До общежития мы шли молча, отдыхая после непростого дня и настраиваясь на шумную вечеринку. На дворе стоял уже конец мая, притихший город был погружен в белесые сумерки и собирался спать стоя, так и не ложась. Было безветренно, но не душно; первый, необычно ранний тополиный пух стелился по теплому асфальту и образовывал на нем мягкие островки. Там и сям появлялись из подворотен торопливые силуэты, чаще парные; их приглушенные шаги удалялись от нас в сторону Невы, к центру притяжения белой ночи. Студенческие экзамены были еще в самом разгаре, но общежитие уже паковало чемоданы; лето вступало в свои права и звало куда-то далеко, к жаркому морю, к любимым и родным – такое настроение передавалось мне в те дни от студентов. Я с грустью думал о том, что и сам бы с удовольствием отправился сейчас к любимым и родным, но все они – давно уже окаменевшая история, а на Лемнос, по которому я сильно соскучился, мне из СССР не выехать. Мне в который раз предстояло одинокое пыльное ленинградское лето, и я пока не знал, чем занять его.

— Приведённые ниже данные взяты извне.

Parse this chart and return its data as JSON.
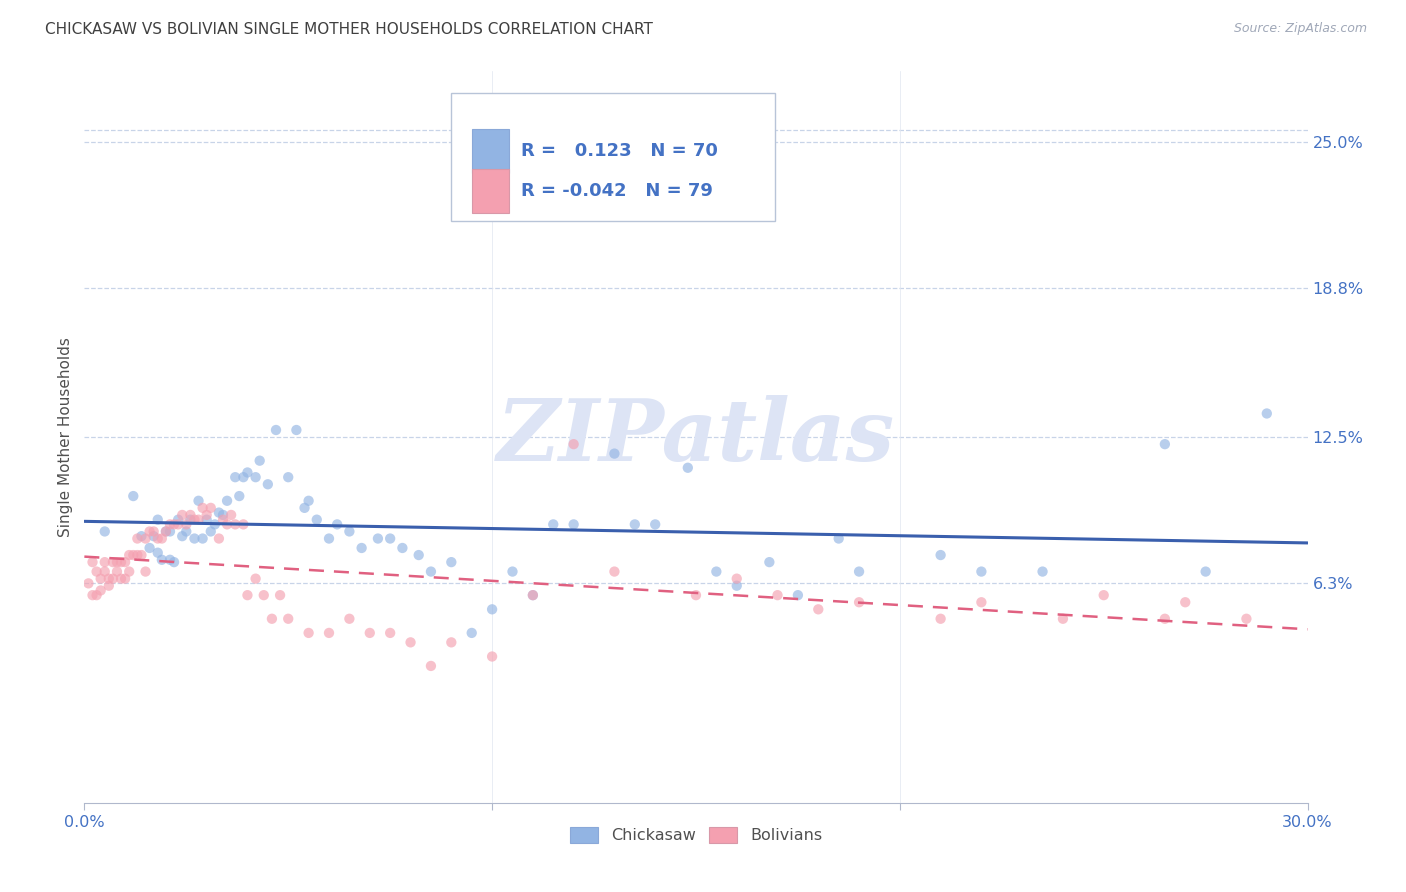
{
  "title": "CHICKASAW VS BOLIVIAN SINGLE MOTHER HOUSEHOLDS CORRELATION CHART",
  "source": "Source: ZipAtlas.com",
  "ylabel": "Single Mother Households",
  "xlim": [
    0.0,
    0.3
  ],
  "ylim": [
    -0.03,
    0.28
  ],
  "ytick_labels": [
    "6.3%",
    "12.5%",
    "18.8%",
    "25.0%"
  ],
  "ytick_positions": [
    0.063,
    0.125,
    0.188,
    0.25
  ],
  "chickasaw_R": 0.123,
  "chickasaw_N": 70,
  "bolivian_R": -0.042,
  "bolivian_N": 79,
  "chickasaw_color": "#92b4e3",
  "bolivian_color": "#f4a0b0",
  "chickasaw_line_color": "#3a5fad",
  "bolivian_line_color": "#e06080",
  "background_color": "#ffffff",
  "grid_color": "#c8d4e8",
  "title_color": "#404040",
  "axis_label_color": "#505050",
  "tick_label_color": "#4472c4",
  "watermark": "ZIPatlas",
  "watermark_color": "#dde4f5",
  "scatter_size": 55,
  "scatter_alpha": 0.65,
  "chickasaw_x": [
    0.005,
    0.012,
    0.014,
    0.016,
    0.017,
    0.018,
    0.018,
    0.019,
    0.02,
    0.021,
    0.021,
    0.022,
    0.023,
    0.024,
    0.025,
    0.026,
    0.027,
    0.028,
    0.029,
    0.03,
    0.031,
    0.032,
    0.033,
    0.034,
    0.035,
    0.037,
    0.038,
    0.039,
    0.04,
    0.042,
    0.043,
    0.045,
    0.047,
    0.05,
    0.052,
    0.054,
    0.055,
    0.057,
    0.06,
    0.062,
    0.065,
    0.068,
    0.072,
    0.075,
    0.078,
    0.082,
    0.085,
    0.09,
    0.095,
    0.1,
    0.105,
    0.11,
    0.115,
    0.12,
    0.13,
    0.135,
    0.14,
    0.148,
    0.155,
    0.16,
    0.168,
    0.175,
    0.185,
    0.19,
    0.21,
    0.22,
    0.235,
    0.265,
    0.275,
    0.29
  ],
  "chickasaw_y": [
    0.085,
    0.1,
    0.083,
    0.078,
    0.083,
    0.076,
    0.09,
    0.073,
    0.085,
    0.073,
    0.085,
    0.072,
    0.09,
    0.083,
    0.085,
    0.09,
    0.082,
    0.098,
    0.082,
    0.09,
    0.085,
    0.088,
    0.093,
    0.092,
    0.098,
    0.108,
    0.1,
    0.108,
    0.11,
    0.108,
    0.115,
    0.105,
    0.128,
    0.108,
    0.128,
    0.095,
    0.098,
    0.09,
    0.082,
    0.088,
    0.085,
    0.078,
    0.082,
    0.082,
    0.078,
    0.075,
    0.068,
    0.072,
    0.042,
    0.052,
    0.068,
    0.058,
    0.088,
    0.088,
    0.118,
    0.088,
    0.088,
    0.112,
    0.068,
    0.062,
    0.072,
    0.058,
    0.082,
    0.068,
    0.075,
    0.068,
    0.068,
    0.122,
    0.068,
    0.135
  ],
  "bolivian_x": [
    0.001,
    0.002,
    0.002,
    0.003,
    0.003,
    0.004,
    0.004,
    0.005,
    0.005,
    0.006,
    0.006,
    0.007,
    0.007,
    0.008,
    0.008,
    0.009,
    0.009,
    0.01,
    0.01,
    0.011,
    0.011,
    0.012,
    0.013,
    0.013,
    0.014,
    0.015,
    0.015,
    0.016,
    0.017,
    0.018,
    0.019,
    0.02,
    0.021,
    0.022,
    0.023,
    0.024,
    0.025,
    0.026,
    0.027,
    0.028,
    0.029,
    0.03,
    0.031,
    0.033,
    0.034,
    0.035,
    0.036,
    0.037,
    0.039,
    0.04,
    0.042,
    0.044,
    0.046,
    0.048,
    0.05,
    0.055,
    0.06,
    0.065,
    0.07,
    0.075,
    0.08,
    0.085,
    0.09,
    0.1,
    0.11,
    0.12,
    0.13,
    0.15,
    0.16,
    0.17,
    0.18,
    0.19,
    0.21,
    0.22,
    0.24,
    0.25,
    0.265,
    0.27,
    0.285
  ],
  "bolivian_y": [
    0.063,
    0.072,
    0.058,
    0.068,
    0.058,
    0.06,
    0.065,
    0.068,
    0.072,
    0.062,
    0.065,
    0.065,
    0.072,
    0.068,
    0.072,
    0.065,
    0.072,
    0.072,
    0.065,
    0.075,
    0.068,
    0.075,
    0.075,
    0.082,
    0.075,
    0.082,
    0.068,
    0.085,
    0.085,
    0.082,
    0.082,
    0.085,
    0.088,
    0.088,
    0.088,
    0.092,
    0.088,
    0.092,
    0.09,
    0.09,
    0.095,
    0.092,
    0.095,
    0.082,
    0.09,
    0.088,
    0.092,
    0.088,
    0.088,
    0.058,
    0.065,
    0.058,
    0.048,
    0.058,
    0.048,
    0.042,
    0.042,
    0.048,
    0.042,
    0.042,
    0.038,
    0.028,
    0.038,
    0.032,
    0.058,
    0.122,
    0.068,
    0.058,
    0.065,
    0.058,
    0.052,
    0.055,
    0.048,
    0.055,
    0.048,
    0.058,
    0.048,
    0.055,
    0.048
  ]
}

Около девяти вечера мы вошли в комнату подруги Ирины, где уже собрались студенты и был накрыт веселый стол в стиле «кто что принес».
– Ба, тяжелая артиллерия подоспела! – тут же послышались возгласы. – Папа Цанский собственной персоной, и Яков Семенович тут.

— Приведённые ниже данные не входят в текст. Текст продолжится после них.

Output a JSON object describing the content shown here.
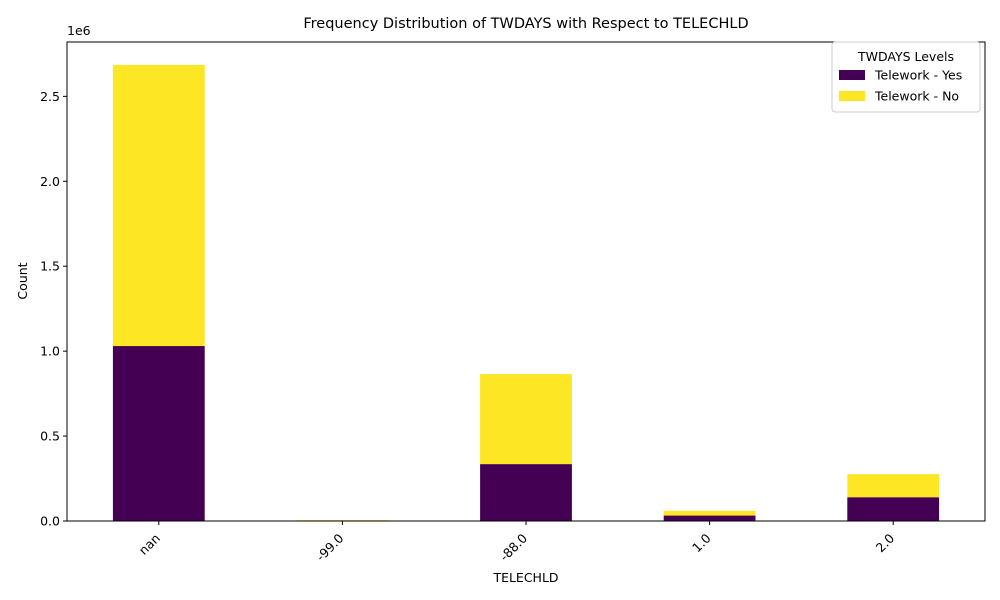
{
  "chart_data": {
    "type": "bar",
    "stacked": true,
    "title": "Frequency Distribution of TWDAYS with Respect to TELECHLD",
    "xlabel": "TELECHLD",
    "ylabel": "Count",
    "y_offset_label": "1e6",
    "categories": [
      "nan",
      "-99.0",
      "-88.0",
      "1.0",
      "2.0"
    ],
    "series": [
      {
        "name": "Telework - Yes",
        "color": "#440154",
        "values": [
          1030000,
          3000,
          335000,
          32000,
          140000
        ]
      },
      {
        "name": "Telework - No",
        "color": "#fde725",
        "values": [
          1655000,
          2000,
          530000,
          28000,
          136000
        ]
      }
    ],
    "ylim": [
      0,
      2820000
    ],
    "y_ticks": [
      0,
      500000,
      1000000,
      1500000,
      2000000,
      2500000
    ],
    "y_tick_labels": [
      "0.0",
      "0.5",
      "1.0",
      "1.5",
      "2.0",
      "2.5"
    ],
    "legend": {
      "title": "TWDAYS Levels",
      "position": "top-right"
    },
    "grid": false
  }
}
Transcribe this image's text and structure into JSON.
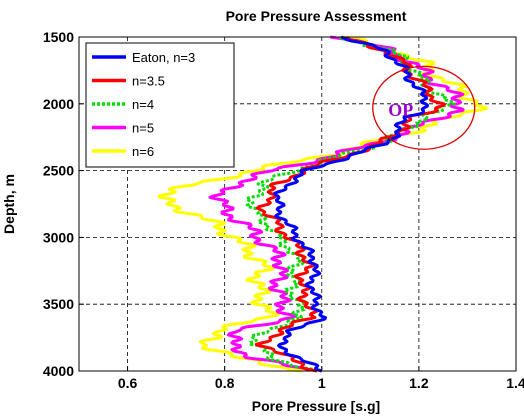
{
  "chart_data": {
    "type": "line",
    "title": "Pore Pressure Assessment",
    "xlabel": "Pore Pressure [s.g]",
    "ylabel": "Depth, m",
    "xlim": [
      0.5,
      1.4
    ],
    "ylim": [
      1500,
      4000
    ],
    "y_reversed": true,
    "xticks": [
      0.6,
      0.8,
      1,
      1.2,
      1.4
    ],
    "yticks": [
      1500,
      2000,
      2500,
      3000,
      3500,
      4000
    ],
    "xtick_labels": [
      "0.6",
      "0.8",
      "1",
      "1.2",
      "1.4"
    ],
    "ytick_labels": [
      "1500",
      "2000",
      "2500",
      "3000",
      "3500",
      "4000"
    ],
    "grid": true,
    "legend_position": "top-left",
    "depth": [
      1500,
      1600,
      1700,
      1800,
      1900,
      2000,
      2050,
      2100,
      2200,
      2300,
      2400,
      2500,
      2600,
      2700,
      2800,
      2900,
      3000,
      3100,
      3200,
      3300,
      3400,
      3500,
      3600,
      3700,
      3800,
      3900,
      4000
    ],
    "series": [
      {
        "name": "Eaton, n=3",
        "color": "#0000ff",
        "dash": "solid",
        "values": [
          1.04,
          1.13,
          1.16,
          1.18,
          1.2,
          1.22,
          1.21,
          1.17,
          1.16,
          1.13,
          1.05,
          0.97,
          0.93,
          0.91,
          0.91,
          0.93,
          0.95,
          0.97,
          0.99,
          0.98,
          0.98,
          0.99,
          1.0,
          0.94,
          0.91,
          0.95,
          1.0
        ]
      },
      {
        "name": "n=3.5",
        "color": "#ff0000",
        "dash": "solid",
        "values": [
          1.04,
          1.13,
          1.17,
          1.19,
          1.22,
          1.24,
          1.23,
          1.19,
          1.16,
          1.12,
          1.04,
          0.96,
          0.91,
          0.89,
          0.88,
          0.91,
          0.93,
          0.96,
          0.97,
          0.96,
          0.96,
          0.97,
          0.98,
          0.91,
          0.88,
          0.93,
          0.99
        ]
      },
      {
        "name": "n=4",
        "color": "#00dd00",
        "dash": "dotted",
        "values": [
          1.04,
          1.14,
          1.18,
          1.2,
          1.23,
          1.26,
          1.25,
          1.21,
          1.17,
          1.12,
          1.03,
          0.94,
          0.88,
          0.86,
          0.86,
          0.89,
          0.91,
          0.94,
          0.95,
          0.94,
          0.94,
          0.95,
          0.96,
          0.88,
          0.86,
          0.9,
          0.98
        ]
      },
      {
        "name": "n=5",
        "color": "#ff00ff",
        "dash": "solid",
        "values": [
          1.04,
          1.14,
          1.19,
          1.22,
          1.26,
          1.29,
          1.28,
          1.24,
          1.18,
          1.11,
          1.01,
          0.9,
          0.82,
          0.79,
          0.8,
          0.84,
          0.87,
          0.9,
          0.92,
          0.91,
          0.91,
          0.92,
          0.93,
          0.83,
          0.81,
          0.86,
          0.97
        ]
      },
      {
        "name": "n=6",
        "color": "#ffff00",
        "dash": "solid",
        "values": [
          1.04,
          1.15,
          1.21,
          1.24,
          1.29,
          1.32,
          1.31,
          1.27,
          1.19,
          1.1,
          0.99,
          0.86,
          0.74,
          0.66,
          0.72,
          0.78,
          0.82,
          0.85,
          0.88,
          0.87,
          0.87,
          0.88,
          0.89,
          0.78,
          0.76,
          0.82,
          0.96
        ]
      }
    ],
    "annotation": {
      "text": "OP",
      "color": "#9900cc",
      "ellipse_color": "#dd0000",
      "center": [
        1.21,
        2030
      ],
      "rx": 0.105,
      "ry": 310
    }
  }
}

Ирина поставила на стол салат, приготовленный ее мамой, и мы под шуточки и ухмылочки присоединились к веселью.
– Так вот, – говорил один из студентов, – экзистенция есть ложь, и поэтому ее не нужно серьезно воспринимать, а нужно ее серьезно запивать. Выпьем!
По рукам пошла большая трехлитровая банка с пивом.
– Чем докажешь свою экзистенцию, Папа Цанский? – выкрикнул тот же студент, высокий черноволосый парень с серьгой в ухе.
– Видите ли, дети мои, – отвечал Савелий, – я имею привычку мыслить. Водится за мной такой грешок. Так вот, согласно Декарту, «Я мыслю – следовательно я существую». Вот вам и все доказательство моей экзистенции. А вот насчет вас я не уверен. Хотя пива после вас в банке становится меньше.
– Ага! Так вот он – подлинный критерий экзистенции: «Пива после меня в банке становится меньше – следовательно я существую», – вскричал черноволосый парень.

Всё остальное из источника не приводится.